Bismillah, perlahan dengan kamera DLSR nyelempang ke tubuh, saya menaiki tangga perlahan. Tangga besi tegak ini lumayan bikin jantung copot. Tangan dan kaki berirama menapaki tangga besi satu persatu. Terasa licin.
Saya hempas rasa takut yang ada dipikiran saya tentu saja sunrise dengan panorama epik deretam pucuk pegunungan Himalaya. 8 dari 13 puncak terlihat dari menara pandang, mulai dari Annapurna, Manaslu, Ganesh Himal, Langtang, Jugal Rolwaling, Numbur termasuk paling terkenal, Everest. Dibandingkan spot lainnya, Nagarkot menawarkan view paling lebar dan paling mantap.
Dengan rapalan doa, rasa percaya diri setengah setengah akhirnya sampai jumpa di puncak menara pandang. Dan sialnya bukan pemandangan dalam angan yang saya dapatkan, yang terlihat hanyalah lautan awan. Negeri diatas awan bahasa kerennya. Deretan puncak pegunungan Himalaya tertutup awan.
Nasib sial memang, di Sarangkot beberapa hari lalu kami juga tidak bisa menikmati puncak Annapurma karena kabut tebal. Dan hari ini nasib sial masih menghantui. Nasib! Nasib!
Jika menatap jauh kesana hanyalah gumpalan awan, coba noleh kanan kiri, siapa tahu cerah, banyak bule cakep. Hahaha. Dan benar saja, lirik kanan kiri dengan elegen banyak mas mas bule cakep dalam balutan jaket tebal. Lumayan penyegaran mata. Astaghfirullah!
Tak banyak bicara, kita semua diatas sini terdiam dalam harap. Sapuan doa yang menghapus awan. Seiring mentari semakin meninggi dan wow, barisan pucuk pucuk dunia menampakkkan diri meski malu malu. Semua saling menatap dan tersenyum.
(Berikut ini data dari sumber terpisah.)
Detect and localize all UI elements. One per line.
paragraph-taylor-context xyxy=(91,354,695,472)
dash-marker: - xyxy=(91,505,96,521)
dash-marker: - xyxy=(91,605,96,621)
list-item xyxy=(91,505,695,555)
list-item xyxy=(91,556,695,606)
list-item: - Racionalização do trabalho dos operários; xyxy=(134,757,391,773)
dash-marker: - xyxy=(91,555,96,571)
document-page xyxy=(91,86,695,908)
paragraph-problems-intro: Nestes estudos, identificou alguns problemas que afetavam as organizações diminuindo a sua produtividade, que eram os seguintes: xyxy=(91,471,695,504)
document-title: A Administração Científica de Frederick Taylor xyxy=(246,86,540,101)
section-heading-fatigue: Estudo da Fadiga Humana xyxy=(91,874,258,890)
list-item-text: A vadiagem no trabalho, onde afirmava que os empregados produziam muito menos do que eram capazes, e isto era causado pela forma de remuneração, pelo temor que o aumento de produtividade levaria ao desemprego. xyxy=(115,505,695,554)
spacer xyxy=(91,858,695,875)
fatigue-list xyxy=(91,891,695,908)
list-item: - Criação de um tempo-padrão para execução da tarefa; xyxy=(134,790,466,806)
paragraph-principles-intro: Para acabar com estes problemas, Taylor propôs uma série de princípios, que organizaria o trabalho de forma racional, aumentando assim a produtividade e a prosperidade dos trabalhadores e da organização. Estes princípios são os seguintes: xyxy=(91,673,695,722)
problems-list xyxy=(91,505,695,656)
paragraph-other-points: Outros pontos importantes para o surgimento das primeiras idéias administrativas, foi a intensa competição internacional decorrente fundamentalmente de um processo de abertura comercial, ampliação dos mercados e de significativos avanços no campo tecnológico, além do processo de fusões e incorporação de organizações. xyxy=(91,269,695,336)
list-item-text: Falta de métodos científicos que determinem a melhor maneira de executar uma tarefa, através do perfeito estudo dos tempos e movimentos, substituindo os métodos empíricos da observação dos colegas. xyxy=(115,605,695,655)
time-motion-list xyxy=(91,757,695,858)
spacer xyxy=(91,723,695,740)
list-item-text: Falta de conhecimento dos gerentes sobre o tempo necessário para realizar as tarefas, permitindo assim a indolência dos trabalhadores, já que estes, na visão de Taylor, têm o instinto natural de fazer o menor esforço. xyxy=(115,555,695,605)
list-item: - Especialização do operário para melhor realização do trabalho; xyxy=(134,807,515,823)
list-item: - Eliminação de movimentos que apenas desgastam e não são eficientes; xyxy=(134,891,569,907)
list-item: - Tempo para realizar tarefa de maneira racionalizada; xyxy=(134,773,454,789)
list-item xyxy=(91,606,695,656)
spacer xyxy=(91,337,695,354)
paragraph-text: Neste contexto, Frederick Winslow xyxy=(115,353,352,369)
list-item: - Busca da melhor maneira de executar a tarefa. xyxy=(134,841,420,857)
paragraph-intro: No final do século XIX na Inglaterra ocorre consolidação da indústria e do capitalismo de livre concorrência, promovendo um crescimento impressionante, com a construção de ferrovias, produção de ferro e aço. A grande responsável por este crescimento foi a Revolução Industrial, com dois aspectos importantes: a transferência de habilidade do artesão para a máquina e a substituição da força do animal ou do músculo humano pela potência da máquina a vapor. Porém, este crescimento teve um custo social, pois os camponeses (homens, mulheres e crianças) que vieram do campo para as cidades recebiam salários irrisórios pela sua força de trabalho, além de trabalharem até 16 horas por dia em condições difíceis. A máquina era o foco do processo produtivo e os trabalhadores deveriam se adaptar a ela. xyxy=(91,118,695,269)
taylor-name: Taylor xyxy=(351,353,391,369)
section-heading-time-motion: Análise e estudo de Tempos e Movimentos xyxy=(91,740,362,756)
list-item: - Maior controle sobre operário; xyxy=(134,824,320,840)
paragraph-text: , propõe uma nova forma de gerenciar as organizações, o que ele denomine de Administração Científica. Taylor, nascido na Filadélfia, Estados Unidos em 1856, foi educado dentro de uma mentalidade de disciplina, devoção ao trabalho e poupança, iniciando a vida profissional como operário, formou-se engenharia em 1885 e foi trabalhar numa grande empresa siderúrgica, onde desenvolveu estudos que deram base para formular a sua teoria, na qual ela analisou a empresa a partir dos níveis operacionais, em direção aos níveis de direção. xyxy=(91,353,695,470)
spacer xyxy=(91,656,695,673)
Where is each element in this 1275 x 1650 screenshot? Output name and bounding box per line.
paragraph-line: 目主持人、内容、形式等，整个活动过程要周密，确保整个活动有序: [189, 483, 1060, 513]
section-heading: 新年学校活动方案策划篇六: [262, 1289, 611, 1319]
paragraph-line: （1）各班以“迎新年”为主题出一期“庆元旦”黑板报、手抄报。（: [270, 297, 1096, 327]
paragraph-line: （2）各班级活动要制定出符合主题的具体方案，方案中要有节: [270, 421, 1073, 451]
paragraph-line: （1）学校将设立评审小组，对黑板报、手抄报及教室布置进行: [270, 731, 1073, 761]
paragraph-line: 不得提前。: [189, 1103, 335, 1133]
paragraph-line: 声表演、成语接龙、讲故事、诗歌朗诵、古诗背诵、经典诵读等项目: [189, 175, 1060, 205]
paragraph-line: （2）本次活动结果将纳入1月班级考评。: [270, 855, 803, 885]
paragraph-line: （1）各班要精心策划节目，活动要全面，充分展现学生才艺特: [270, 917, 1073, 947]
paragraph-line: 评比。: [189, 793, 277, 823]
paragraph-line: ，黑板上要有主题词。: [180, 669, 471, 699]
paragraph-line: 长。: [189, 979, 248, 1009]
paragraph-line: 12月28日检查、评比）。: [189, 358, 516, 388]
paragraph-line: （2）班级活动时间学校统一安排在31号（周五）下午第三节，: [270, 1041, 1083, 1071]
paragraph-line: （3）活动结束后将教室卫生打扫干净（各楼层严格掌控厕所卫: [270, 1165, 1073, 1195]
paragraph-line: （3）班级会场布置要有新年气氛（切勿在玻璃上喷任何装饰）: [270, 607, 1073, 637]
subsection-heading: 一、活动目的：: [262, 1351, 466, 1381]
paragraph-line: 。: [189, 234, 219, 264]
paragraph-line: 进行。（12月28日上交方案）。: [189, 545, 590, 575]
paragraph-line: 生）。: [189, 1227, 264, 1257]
Meski tak terbuka dengan sempurna, saya cukup bersyukur diberikan kesempatan menatap keindahan itu.
Tak ingin Najin dan Mbak Anri menunggu lama, Saya akhirnya turun dari menara pandang. Bercengkrama sebentar dan tentu saja mengambil pemadangan dalam lensa kamera.
Sebelum balik ke mobil, kami menikmati berapa jajanan disini. Ada penjual mie, jajanan, makanan teh hangat dan lain lain yang lokasinya berdekatan dengan tempat parkir
Setelah masuk mobil, kami langsung pulang. Saya tanyakan ke pak sopir, dimana mbak yang tadi? Dia bilang klo dia bakalan jalan sehat dan kembali ke hotel dengan jalan kaki. Keren! dari si mbak bule saya terinspirasi melakukkan hal yang sama, meski sering jalan kaki ketika jalan, niatkan juga pagi hari untuk olah raga jalan pagi sambil jelajah tempat. Semangat!
Kembali ke hotel, kami siap siap packing menuju ke Kathmandu. Kami tak sabar menunggu banyak kejutan perjalanan jelajah kota tua Kathmandu. Meninggalkan Nagarkot rasa sedih atau kecewa kami hempaskan, kami membesarkan hati bahwa kami akan kembali suatu hari nanti. Semoga!